Gemma Arterton reminded me of “Mona Lisa” (N.J.s previous film I watched) – they both have been working as sex worker for sometime, both were strong and able to react quickly to situations. However I like Arterton’s character more because of her clean-cut and resourceful characteristics , for example she was able to turn a run-down hotel into a brothel. Also the times when she was able to get up and go with work, such as the time as soon as she arrived the town she began working her way to money as a street sex worker. Sex Work in my eyes through this film was like vampires, both were so against the law (morality more like) yet shared such strong aura for attractions and a deep sense of history.

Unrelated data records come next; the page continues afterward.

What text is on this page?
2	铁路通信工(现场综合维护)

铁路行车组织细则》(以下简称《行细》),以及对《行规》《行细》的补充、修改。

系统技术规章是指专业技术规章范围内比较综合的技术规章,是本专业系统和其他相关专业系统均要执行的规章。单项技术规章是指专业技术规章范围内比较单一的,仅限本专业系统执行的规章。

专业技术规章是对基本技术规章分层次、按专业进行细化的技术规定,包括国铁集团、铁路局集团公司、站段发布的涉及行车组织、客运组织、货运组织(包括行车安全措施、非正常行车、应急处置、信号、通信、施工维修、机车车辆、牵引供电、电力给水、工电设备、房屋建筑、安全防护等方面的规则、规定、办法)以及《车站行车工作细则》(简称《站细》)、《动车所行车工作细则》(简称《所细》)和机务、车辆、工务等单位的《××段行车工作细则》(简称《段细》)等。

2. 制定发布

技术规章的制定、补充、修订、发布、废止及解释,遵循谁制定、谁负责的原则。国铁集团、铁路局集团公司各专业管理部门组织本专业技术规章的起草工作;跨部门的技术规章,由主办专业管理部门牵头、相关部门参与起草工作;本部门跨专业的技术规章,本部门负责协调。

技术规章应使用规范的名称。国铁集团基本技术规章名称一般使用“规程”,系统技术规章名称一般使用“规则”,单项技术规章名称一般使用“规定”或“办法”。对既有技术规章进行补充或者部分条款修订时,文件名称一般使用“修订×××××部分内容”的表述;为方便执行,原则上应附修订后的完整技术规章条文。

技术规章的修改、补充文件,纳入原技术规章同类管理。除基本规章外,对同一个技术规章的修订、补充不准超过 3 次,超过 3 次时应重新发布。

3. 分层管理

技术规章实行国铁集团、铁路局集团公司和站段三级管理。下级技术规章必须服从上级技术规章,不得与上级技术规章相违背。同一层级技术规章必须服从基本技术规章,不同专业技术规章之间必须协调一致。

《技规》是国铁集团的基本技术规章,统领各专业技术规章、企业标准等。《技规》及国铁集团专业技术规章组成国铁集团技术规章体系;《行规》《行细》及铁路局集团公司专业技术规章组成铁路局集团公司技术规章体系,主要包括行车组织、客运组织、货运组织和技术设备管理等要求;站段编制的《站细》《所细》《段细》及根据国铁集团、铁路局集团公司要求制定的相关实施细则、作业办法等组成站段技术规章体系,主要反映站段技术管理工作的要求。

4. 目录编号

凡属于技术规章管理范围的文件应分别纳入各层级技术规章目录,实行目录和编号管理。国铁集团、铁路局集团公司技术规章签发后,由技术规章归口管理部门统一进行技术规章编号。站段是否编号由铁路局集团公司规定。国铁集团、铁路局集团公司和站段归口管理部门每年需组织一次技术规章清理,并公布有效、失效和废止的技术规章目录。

One of the things I liked and noticed was Neil Jordan’s choice of location, in both “Byzantium” and “Mona Lisa” many events happened at seaside town (my guess was on Brighton). Seaside towns back in the post-world-wars were the most popular choices of working class families for summer holidays, they eventually gone into ruins (part from Scarbrough and possibly Whitby) states when airline travel become accessible. The decadance suit the vampire’s “long histories” well, for their symbolism of memories and past happiness…
One of the most visible thing was the brotherhood – in the film the entitlement of becoming a vampire was just like selecting a barrister: rich, male and powerful. G.A.’s character broke all three entitlements: women, poor, with no powerful family (sex worker too). Yet her seizing chances gave her eternal life and S.R.’s character. While she was able to liberate (well in theory) women to fight for her own life, the brotherhood claimed she has to be killed in the film, the pursuit equals the relentness fight women have to take, to ensure their rights not being taken away.
So yes, overall it was a nice film, actually I need to re-watch “Interview with the Vampire” some point.